Analyst Tim Bajarin recently spoke with some of Apple’s competitors, and he received some interesting feedback on just how they feel about Apple, and more tellingly, what they FEAR about Apple.
Bajarin, writing for Tech.pinions:
The first thing they told me is that they really respect Apple and find them to be very important to the industry in general. And to a company, they feel an exceptional team of leaders runs Apple and they fully expect Apple to have a leadership role in PCs, tablets and smartphones for many years, even with Steve Jobs out of the picture.
When Bajarin asked them what they really fear about Apple, he didn’t receive expected answers like “great industrial design”, or the fact that Apple owns their software, hardware, and services, or even their $117 billion in cash. What really has them running scared? “…the fact that Apple sees the future and then creates products that people want, even if people do not know they want them.”

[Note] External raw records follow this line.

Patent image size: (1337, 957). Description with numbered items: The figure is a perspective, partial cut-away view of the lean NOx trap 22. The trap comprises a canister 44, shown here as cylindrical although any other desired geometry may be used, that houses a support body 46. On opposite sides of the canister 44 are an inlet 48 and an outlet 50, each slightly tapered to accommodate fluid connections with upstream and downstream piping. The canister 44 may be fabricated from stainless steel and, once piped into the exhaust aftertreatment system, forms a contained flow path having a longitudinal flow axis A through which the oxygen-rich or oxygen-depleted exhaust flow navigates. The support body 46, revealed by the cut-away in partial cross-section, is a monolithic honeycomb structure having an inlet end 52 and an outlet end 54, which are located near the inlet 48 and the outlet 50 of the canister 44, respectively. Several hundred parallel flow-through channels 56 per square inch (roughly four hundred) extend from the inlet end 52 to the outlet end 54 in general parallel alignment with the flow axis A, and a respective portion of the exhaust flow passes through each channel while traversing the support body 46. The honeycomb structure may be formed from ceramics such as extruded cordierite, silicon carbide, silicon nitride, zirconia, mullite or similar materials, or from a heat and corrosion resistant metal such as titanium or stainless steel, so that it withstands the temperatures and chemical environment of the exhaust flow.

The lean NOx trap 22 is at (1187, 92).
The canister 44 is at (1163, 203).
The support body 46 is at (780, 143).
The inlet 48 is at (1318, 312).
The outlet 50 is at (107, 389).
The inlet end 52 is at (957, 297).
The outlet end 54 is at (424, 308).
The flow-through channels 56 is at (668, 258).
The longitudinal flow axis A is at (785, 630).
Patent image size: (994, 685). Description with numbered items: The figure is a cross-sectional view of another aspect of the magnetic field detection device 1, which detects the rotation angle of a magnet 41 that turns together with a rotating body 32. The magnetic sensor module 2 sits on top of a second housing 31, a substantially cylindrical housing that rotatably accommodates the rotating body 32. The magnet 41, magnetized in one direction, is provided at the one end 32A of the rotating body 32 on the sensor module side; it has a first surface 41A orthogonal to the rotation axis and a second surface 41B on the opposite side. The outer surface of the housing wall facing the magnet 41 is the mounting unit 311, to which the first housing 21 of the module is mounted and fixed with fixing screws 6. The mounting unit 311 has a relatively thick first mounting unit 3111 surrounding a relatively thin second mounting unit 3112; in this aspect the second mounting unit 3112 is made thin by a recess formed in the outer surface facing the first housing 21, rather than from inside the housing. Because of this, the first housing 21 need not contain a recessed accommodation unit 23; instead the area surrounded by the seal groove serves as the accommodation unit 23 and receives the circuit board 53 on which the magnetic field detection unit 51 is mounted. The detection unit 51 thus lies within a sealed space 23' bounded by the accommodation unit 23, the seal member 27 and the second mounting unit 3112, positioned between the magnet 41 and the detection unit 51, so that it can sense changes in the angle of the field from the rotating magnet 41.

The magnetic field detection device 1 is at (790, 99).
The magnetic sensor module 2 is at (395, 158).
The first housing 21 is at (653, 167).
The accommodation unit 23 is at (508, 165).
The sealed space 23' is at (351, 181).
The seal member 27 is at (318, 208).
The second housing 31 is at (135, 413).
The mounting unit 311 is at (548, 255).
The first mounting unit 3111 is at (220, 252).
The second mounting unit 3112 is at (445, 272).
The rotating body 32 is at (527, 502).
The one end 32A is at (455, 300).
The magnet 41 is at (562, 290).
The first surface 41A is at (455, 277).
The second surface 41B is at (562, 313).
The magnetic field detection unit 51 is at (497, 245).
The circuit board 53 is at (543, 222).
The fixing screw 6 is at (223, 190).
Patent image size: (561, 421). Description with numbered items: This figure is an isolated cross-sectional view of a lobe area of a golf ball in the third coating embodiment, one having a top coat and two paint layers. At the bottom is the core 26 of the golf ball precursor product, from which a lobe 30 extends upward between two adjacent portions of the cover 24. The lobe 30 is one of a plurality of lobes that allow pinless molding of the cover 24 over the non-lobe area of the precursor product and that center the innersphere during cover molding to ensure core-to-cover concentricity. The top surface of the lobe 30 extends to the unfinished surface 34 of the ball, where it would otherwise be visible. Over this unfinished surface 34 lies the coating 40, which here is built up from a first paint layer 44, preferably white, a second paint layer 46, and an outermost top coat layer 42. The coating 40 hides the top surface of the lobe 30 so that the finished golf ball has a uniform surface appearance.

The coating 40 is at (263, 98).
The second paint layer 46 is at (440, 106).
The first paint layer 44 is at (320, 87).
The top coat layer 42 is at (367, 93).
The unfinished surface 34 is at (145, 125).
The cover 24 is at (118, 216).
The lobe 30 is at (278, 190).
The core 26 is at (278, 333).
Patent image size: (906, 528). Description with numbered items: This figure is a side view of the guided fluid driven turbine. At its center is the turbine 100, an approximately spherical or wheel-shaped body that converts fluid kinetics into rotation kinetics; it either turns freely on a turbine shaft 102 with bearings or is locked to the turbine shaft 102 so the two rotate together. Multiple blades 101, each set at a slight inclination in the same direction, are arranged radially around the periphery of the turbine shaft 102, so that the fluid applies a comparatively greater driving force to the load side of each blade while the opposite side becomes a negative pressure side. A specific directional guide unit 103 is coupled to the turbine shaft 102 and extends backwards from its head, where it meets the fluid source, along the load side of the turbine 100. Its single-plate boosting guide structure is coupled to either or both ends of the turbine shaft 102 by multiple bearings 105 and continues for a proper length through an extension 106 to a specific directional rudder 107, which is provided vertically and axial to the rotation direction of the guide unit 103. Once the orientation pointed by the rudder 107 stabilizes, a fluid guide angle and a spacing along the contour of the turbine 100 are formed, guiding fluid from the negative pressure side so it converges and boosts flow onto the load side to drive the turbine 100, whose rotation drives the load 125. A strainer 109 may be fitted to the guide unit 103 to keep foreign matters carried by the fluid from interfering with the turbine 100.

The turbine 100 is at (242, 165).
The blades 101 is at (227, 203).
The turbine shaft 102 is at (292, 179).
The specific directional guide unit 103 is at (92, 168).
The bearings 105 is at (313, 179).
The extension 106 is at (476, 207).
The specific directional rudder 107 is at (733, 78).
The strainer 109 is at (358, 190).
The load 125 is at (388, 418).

Most of the companies Bajarin spoke with create their products along an evolutionary timeline. Their desktops, laptops, and mobile devices are created with the idea of making them faster and better looking.
Apple takes a different path to success. Future products are approached two ways. First, they look at an existing product and find its flaws. Then they redesign the product around what they believe the consumer wants, and then they tie in advanced software and services. They create complete solutions.
A great example of this approach is the iPod. Apple did not invent the MP3 player, they merely reinvented it. Apple added their magic to it by building an eco system of software, services, and content. Today they still own 70% of the MP3 player market, with no true competitors in the space.
The iPhone and iPad were created using the same line of thinking. Apple was not the inventor of smartphones and tablets. They merely refined them. Give the people what they want, before they even know they want it.
Living with Apple hanging over their heads keeps its competitors in Apple’s shadow, waiting for the next product to drop, so they can attempt to follow the trend it sets.